Un’altra città
«La città in cui tende il mio viaggio è discontinua nello spazio e nel tempo. Non credere che si possa smettere di cercarla». (Le città invisibili, Italo Calvino)
La città è crocevia d’anime, non ha niente a che vedere con lo skyline di brutalità estetica delle megalopoli. Lì si consuma il delirio dell’isolamento carcerario delle coscienze, non è previsto il contatto tra gli sguardi, i corpi non si incontrano pur se si affollano. Ci si evita per definizione, finanche se intenti ad occupare lo stesso metro quadro, a respirare la stessa aria mefitica. La città d’oggi si esprime in cubature, non registra quella caparbia conquista dello spazio, non giunge a progettare i luoghi della condivisione, progetta quelli del consumo e basta.

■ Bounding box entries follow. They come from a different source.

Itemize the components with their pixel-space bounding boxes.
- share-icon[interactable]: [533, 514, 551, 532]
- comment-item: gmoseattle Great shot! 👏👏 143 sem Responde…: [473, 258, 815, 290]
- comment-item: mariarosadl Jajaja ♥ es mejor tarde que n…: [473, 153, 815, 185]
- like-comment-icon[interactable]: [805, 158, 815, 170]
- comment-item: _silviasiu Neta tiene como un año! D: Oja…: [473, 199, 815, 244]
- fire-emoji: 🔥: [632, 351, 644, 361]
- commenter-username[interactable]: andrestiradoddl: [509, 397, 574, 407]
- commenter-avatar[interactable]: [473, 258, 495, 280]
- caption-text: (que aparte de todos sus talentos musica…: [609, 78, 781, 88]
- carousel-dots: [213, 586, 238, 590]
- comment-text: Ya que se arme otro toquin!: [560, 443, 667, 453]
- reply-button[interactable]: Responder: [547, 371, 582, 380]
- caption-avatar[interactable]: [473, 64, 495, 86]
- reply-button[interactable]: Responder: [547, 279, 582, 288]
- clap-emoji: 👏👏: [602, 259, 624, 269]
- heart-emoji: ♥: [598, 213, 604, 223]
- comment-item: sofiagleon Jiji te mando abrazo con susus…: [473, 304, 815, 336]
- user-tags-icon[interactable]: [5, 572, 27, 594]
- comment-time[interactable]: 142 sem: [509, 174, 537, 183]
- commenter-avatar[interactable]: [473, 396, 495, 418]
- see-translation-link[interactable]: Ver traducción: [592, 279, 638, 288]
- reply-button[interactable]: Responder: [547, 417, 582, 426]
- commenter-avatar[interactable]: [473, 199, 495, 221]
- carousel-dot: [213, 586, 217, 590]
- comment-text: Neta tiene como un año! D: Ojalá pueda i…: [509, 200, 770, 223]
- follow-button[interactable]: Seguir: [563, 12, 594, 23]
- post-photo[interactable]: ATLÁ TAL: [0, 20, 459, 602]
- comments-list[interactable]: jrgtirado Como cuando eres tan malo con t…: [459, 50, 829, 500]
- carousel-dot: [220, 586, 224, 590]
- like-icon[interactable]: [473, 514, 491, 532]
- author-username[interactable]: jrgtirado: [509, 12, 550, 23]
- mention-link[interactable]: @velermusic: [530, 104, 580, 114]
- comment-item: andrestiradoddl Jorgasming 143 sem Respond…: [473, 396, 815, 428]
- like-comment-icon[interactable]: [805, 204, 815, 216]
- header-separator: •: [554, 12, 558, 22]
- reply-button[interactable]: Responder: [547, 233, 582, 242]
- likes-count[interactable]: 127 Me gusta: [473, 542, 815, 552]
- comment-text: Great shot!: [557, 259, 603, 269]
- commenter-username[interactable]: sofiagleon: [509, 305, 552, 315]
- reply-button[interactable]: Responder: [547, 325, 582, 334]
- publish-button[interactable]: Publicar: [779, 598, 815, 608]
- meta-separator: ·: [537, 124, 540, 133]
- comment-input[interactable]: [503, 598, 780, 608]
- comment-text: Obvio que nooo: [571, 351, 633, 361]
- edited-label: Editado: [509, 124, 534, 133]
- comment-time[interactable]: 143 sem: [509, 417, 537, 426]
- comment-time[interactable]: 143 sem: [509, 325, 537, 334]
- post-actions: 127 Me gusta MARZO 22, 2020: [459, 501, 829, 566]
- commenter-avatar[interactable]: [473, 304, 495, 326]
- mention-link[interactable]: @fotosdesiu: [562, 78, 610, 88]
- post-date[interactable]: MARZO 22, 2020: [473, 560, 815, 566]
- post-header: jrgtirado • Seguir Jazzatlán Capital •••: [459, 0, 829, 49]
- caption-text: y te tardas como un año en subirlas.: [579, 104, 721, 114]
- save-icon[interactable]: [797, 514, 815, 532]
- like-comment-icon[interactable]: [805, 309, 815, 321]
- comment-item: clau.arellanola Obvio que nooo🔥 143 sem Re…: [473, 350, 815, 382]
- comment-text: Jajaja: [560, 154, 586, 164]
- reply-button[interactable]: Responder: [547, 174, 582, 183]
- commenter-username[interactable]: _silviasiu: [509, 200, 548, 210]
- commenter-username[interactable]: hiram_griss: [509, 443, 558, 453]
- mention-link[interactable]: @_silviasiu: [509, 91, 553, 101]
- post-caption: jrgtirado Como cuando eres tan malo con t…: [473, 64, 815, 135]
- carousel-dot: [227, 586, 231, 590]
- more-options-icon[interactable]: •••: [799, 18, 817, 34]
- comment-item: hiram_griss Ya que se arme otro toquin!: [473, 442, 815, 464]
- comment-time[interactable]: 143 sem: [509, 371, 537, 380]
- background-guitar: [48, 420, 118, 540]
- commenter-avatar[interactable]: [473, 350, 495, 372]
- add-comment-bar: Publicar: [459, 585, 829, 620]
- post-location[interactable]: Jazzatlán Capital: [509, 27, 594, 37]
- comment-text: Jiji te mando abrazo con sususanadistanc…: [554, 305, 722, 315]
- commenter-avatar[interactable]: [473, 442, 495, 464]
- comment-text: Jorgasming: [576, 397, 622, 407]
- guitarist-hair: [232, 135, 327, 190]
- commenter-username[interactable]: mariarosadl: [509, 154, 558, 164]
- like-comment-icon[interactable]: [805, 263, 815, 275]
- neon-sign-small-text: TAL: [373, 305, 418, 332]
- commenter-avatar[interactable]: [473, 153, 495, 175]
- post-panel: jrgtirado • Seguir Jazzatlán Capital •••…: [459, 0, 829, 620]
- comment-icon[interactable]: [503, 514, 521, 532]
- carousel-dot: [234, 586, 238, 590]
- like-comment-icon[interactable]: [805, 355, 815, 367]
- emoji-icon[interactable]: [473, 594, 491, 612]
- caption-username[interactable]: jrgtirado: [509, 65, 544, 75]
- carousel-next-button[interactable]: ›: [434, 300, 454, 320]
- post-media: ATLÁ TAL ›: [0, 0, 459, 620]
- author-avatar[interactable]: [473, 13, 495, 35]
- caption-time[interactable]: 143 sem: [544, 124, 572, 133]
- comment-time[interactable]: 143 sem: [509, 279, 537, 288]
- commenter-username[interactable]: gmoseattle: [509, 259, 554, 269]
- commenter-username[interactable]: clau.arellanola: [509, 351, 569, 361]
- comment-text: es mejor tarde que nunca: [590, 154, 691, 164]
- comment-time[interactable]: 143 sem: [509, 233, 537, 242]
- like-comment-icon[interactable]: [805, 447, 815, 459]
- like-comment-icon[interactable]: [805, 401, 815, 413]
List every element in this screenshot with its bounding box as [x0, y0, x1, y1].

Quello diventa l’unica prospettiva condivisa, non c’è altro. L’altro viene derubricato a prassi desueta, non necessaria, soppiantato da uno spazio virtuale di falsi incontri, uno spazio di conquista violenta, di rivendicazione d’una identità che appare propria ma che si esprime attraverso parametri di compatibilità eterodiretti, eteroconfezionati. L’identità si spegne nell’istante in cui se ne rivendica virtualmente la difesa ad oltranza, contro il nemico alle porte, contro il dogma della merce respirata. Lo stile di vita pare scelta volontaria, non si avvede l’abitante della città mondo di quanto sia lontana l’idea d’una propria unicità. Pure soffre al pensiero stesso di poter essere unico, ché unico è sinonimo di diverso, di solitudine e la diversità è il nemico mortale della città contemporanea. Eppure si affolla di diversità dunque diventa essa stessa corruzione del suo paradigma fondativo, si fa contraddizione in termini. Vive per accrescersi, pretende di non farlo in un gioco al massacro che si conduce ad escludendum, verso la sconfinata periferia d’una riserva indiana di disperazione.

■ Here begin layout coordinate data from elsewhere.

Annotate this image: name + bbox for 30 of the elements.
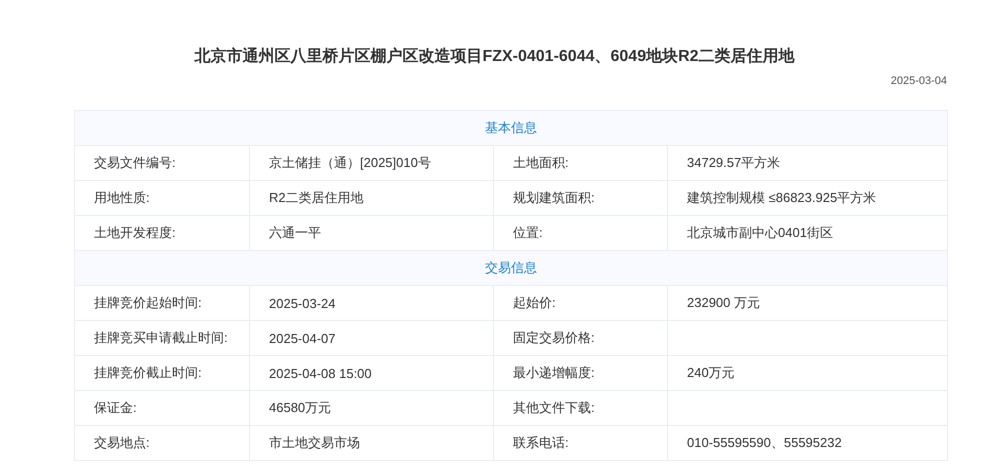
field-label: 挂牌竞价起始时间: <box>74 286 250 320</box>
field-value: 010-55595590、55595232 <box>668 426 948 460</box>
field-label: 起始价: <box>494 286 668 320</box>
field-label: 交易文件编号: <box>74 146 250 180</box>
field-label: 用地性质: <box>74 180 250 216</box>
field-label: 固定交易价格: <box>494 320 668 356</box>
field-label: 保证金: <box>74 390 250 426</box>
field-label: 其他文件下载: <box>494 390 668 426</box>
field-label: 联系电话: <box>494 426 668 460</box>
field-label: 挂牌竞价截止时间: <box>74 356 250 390</box>
field-value: 2025-03-24 <box>250 286 494 320</box>
field-label: 最小递增幅度: <box>494 356 668 390</box>
field-value: 市土地交易市场 <box>250 426 494 460</box>
field-value: 232900 万元 <box>668 286 948 320</box>
field-label: 交易地点: <box>74 426 250 460</box>
section-header: 基本信息 <box>74 110 948 146</box>
field-value: 240万元 <box>668 356 948 390</box>
field-label: 规划建筑面积: <box>494 180 668 216</box>
section-header: 交易信息 <box>74 250 948 286</box>
field-value: 京土储挂（通）[2025]010号 <box>250 146 494 180</box>
page-title: 北京市通州区八里桥片区棚户区改造项目FZX-0401-6044、6049地块R2二类居住用地 <box>194 46 795 67</box>
publish-date: 2025-03-04 <box>890 74 947 88</box>
field-label: 挂牌竞买申请截止时间: <box>74 320 250 356</box>
field-value: 建筑控制规模 ≤86823.925平方米 <box>668 180 948 216</box>
field-label: 土地面积: <box>494 146 668 180</box>
field-value: 46580万元 <box>250 390 494 426</box>
field-value: R2二类居住用地 <box>250 180 494 216</box>
field-value: 34729.57平方米 <box>668 146 948 180</box>
field-value: 2025-04-07 <box>250 320 494 356</box>
field-value: 2025-04-08 15:00 <box>250 356 494 390</box>
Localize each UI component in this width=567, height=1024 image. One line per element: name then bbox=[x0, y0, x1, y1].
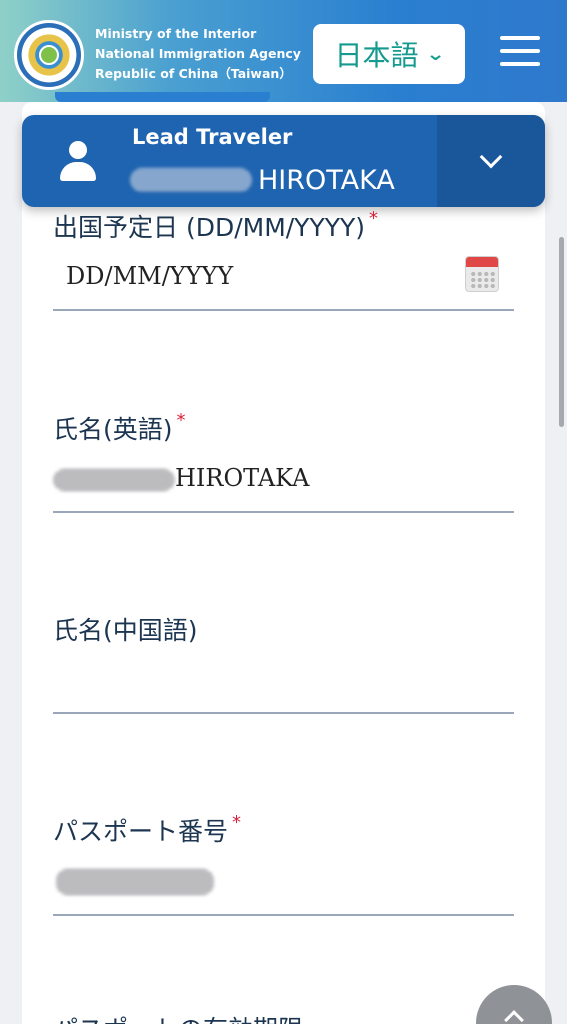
chevron-down-icon: ⌄ bbox=[426, 43, 446, 65]
lead-traveler-given-name: HIROTAKA bbox=[258, 164, 395, 196]
redacted-passport-number bbox=[56, 868, 214, 895]
required-mark: * bbox=[369, 208, 379, 229]
site-header: Ministry of the Interior National Immigr… bbox=[0, 0, 567, 102]
name-english-given-name: HIROTAKA bbox=[175, 464, 310, 492]
logo-emblem bbox=[39, 45, 59, 65]
lead-traveler-name: HIROTAKA bbox=[130, 163, 395, 197]
name-chinese-input[interactable] bbox=[53, 665, 514, 699]
departure-date-label: 出国予定日 (DD/MM/YYYY) * bbox=[53, 208, 379, 242]
agency-line-nia: National Immigration Agency bbox=[95, 46, 301, 61]
passport-number-field: パスポート番号 * bbox=[53, 812, 514, 918]
passport-number-input[interactable] bbox=[56, 866, 214, 895]
scrollbar[interactable] bbox=[559, 237, 564, 427]
name-english-input[interactable]: HIROTAKA bbox=[53, 464, 309, 492]
passport-expiry-field: パスポートの有効期限 bbox=[53, 1010, 514, 1024]
person-icon bbox=[60, 141, 96, 181]
calendar-icon[interactable] bbox=[465, 256, 499, 292]
name-english-underline bbox=[53, 511, 514, 513]
required-mark: * bbox=[176, 410, 186, 431]
agency-name: Ministry of the Interior National Immigr… bbox=[95, 24, 301, 84]
passport-number-underline bbox=[53, 914, 514, 916]
redacted-surname bbox=[53, 468, 175, 491]
language-selector[interactable]: 日本語 ⌄ bbox=[313, 24, 465, 84]
passport-number-label: パスポート番号 * bbox=[53, 812, 242, 846]
lead-traveler-panel[interactable]: Lead Traveler HIROTAKA bbox=[22, 115, 545, 207]
hamburger-menu-icon[interactable] bbox=[500, 36, 540, 70]
redacted-surname bbox=[130, 168, 252, 192]
agency-line-roc: Republic of China（Taiwan） bbox=[95, 66, 292, 81]
passport-expiry-label: パスポートの有効期限 bbox=[53, 1010, 514, 1024]
name-chinese-field: 氏名(中国語) bbox=[53, 611, 514, 715]
name-english-label: 氏名(英語) * bbox=[53, 410, 186, 444]
departure-date-input[interactable]: DD/MM/YYYY bbox=[66, 262, 233, 290]
language-selected-label: 日本語 bbox=[334, 39, 419, 72]
chevron-up-icon bbox=[504, 1010, 524, 1024]
lead-traveler-title: Lead Traveler bbox=[132, 125, 293, 149]
name-english-field: 氏名(英語) * HIROTAKA bbox=[53, 410, 514, 514]
departure-date-field: 出国予定日 (DD/MM/YYYY) * DD/MM/YYYY bbox=[53, 208, 514, 312]
agency-line-ministry: Ministry of the Interior bbox=[95, 26, 257, 41]
required-mark: * bbox=[232, 812, 242, 833]
departure-date-underline bbox=[53, 309, 514, 311]
name-chinese-label: 氏名(中国語) bbox=[53, 616, 198, 645]
agency-logo[interactable] bbox=[14, 20, 84, 90]
page: Ministry of the Interior National Immigr… bbox=[0, 0, 567, 1024]
chevron-down-icon bbox=[479, 145, 503, 169]
lead-traveler-expand-button[interactable] bbox=[437, 115, 545, 207]
name-chinese-underline bbox=[53, 712, 514, 714]
header-tab-indicator bbox=[55, 92, 270, 102]
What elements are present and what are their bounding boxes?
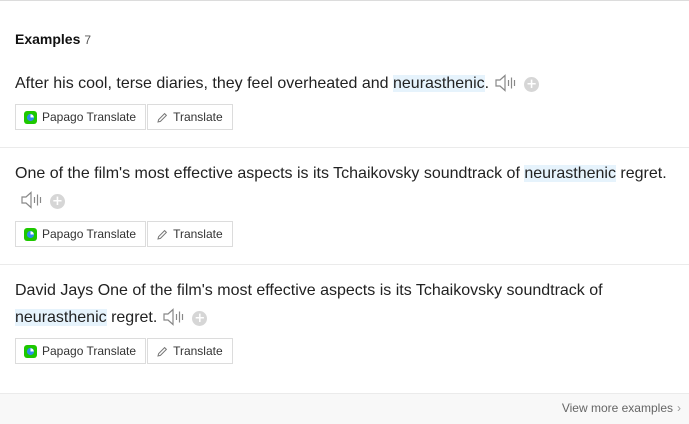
speaker-icon[interactable]: [495, 74, 519, 92]
add-to-wordbook-icon[interactable]: +: [524, 77, 540, 92]
chevron-right-icon: ›: [677, 401, 681, 415]
sentence-text: One of the film's most effective aspects…: [15, 165, 525, 182]
sentence-text: David Jays One of the film's most effect…: [15, 282, 603, 299]
example-sentence: David Jays One of the film's most effect…: [15, 277, 670, 331]
translate-button[interactable]: Translate: [147, 338, 233, 364]
papago-logo-icon: [24, 342, 37, 366]
translate-button[interactable]: Translate: [147, 104, 233, 130]
papago-translate-label: Papago Translate: [42, 110, 137, 124]
translate-button-row: Papago Translate Translate: [15, 338, 234, 364]
example-sentence: After his cool, terse diaries, they feel…: [15, 70, 670, 97]
examples-header: Examples 7: [15, 31, 91, 47]
translate-button-row: Papago Translate Translate: [15, 104, 234, 130]
examples-title: Examples: [15, 31, 81, 47]
sentence-text-end: regret.: [106, 309, 158, 326]
examples-footer: View more examples ›: [0, 393, 689, 424]
view-more-examples-link[interactable]: View more examples ›: [562, 401, 681, 415]
sentence-text-end: .: [484, 75, 490, 92]
translate-label: Translate: [173, 344, 223, 358]
example-divider: [0, 264, 689, 265]
highlighted-word[interactable]: neurasthenic: [524, 165, 616, 182]
papago-translate-label: Papago Translate: [42, 344, 137, 358]
translate-label: Translate: [173, 110, 223, 124]
speaker-icon[interactable]: [21, 191, 45, 209]
translate-label: Translate: [173, 227, 223, 241]
view-more-label: View more examples: [561, 401, 673, 415]
speaker-icon[interactable]: [163, 308, 187, 326]
translate-button[interactable]: Translate: [147, 221, 233, 247]
translate-button-row: Papago Translate Translate: [15, 221, 234, 247]
add-to-wordbook-icon[interactable]: +: [50, 194, 65, 209]
sentence-text-end: regret.: [615, 165, 667, 182]
pencil-icon: [156, 225, 168, 249]
pencil-icon: [156, 342, 168, 366]
top-divider: [0, 0, 689, 1]
sentence-text: After his cool, terse diaries, they feel…: [15, 75, 393, 92]
highlighted-word[interactable]: neurasthenic: [15, 309, 107, 326]
papago-translate-button[interactable]: Papago Translate: [15, 338, 147, 366]
papago-translate-button[interactable]: Papago Translate: [15, 104, 147, 132]
papago-logo-icon: [24, 108, 37, 132]
add-to-wordbook-icon[interactable]: +: [192, 311, 208, 326]
example-sentence: One of the film's most effective aspects…: [15, 160, 670, 214]
examples-count: 7: [84, 33, 92, 47]
papago-logo-icon: [24, 225, 37, 249]
highlighted-word[interactable]: neurasthenic: [393, 75, 485, 92]
example-divider: [0, 147, 689, 148]
papago-translate-label: Papago Translate: [42, 227, 137, 241]
pencil-icon: [156, 108, 168, 132]
papago-translate-button[interactable]: Papago Translate: [15, 221, 147, 249]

Nel gioco delle tre carte continuo per l’ultimo giorno ad aggirarmi per la città che fu, tra i vicoli antichi, alla ricerca di corpi, di anime, di sospiri di ciò che fu la ricerca imperfetta dell’incontro, dell’essenza dell’essere condiviso. Provo a trovarne la forza vitale, la respiro e l’avverto, contro l’idea di vita d’un modello d’altrove che si avviluppa nelle sue necrosi definitive.
P.S. Oggi, da queste parti, solo Mingus, per una ragione. Ieri facevano 45 anni che se ne andava a Cuernavaca, in Messico. Aveva cinquantasei anni. Quello stesso giorno cinquantasei balene si spiaggiarono in una baia messicana, forse, pensarono, era stata interrotta la loro ricerca imperfetta.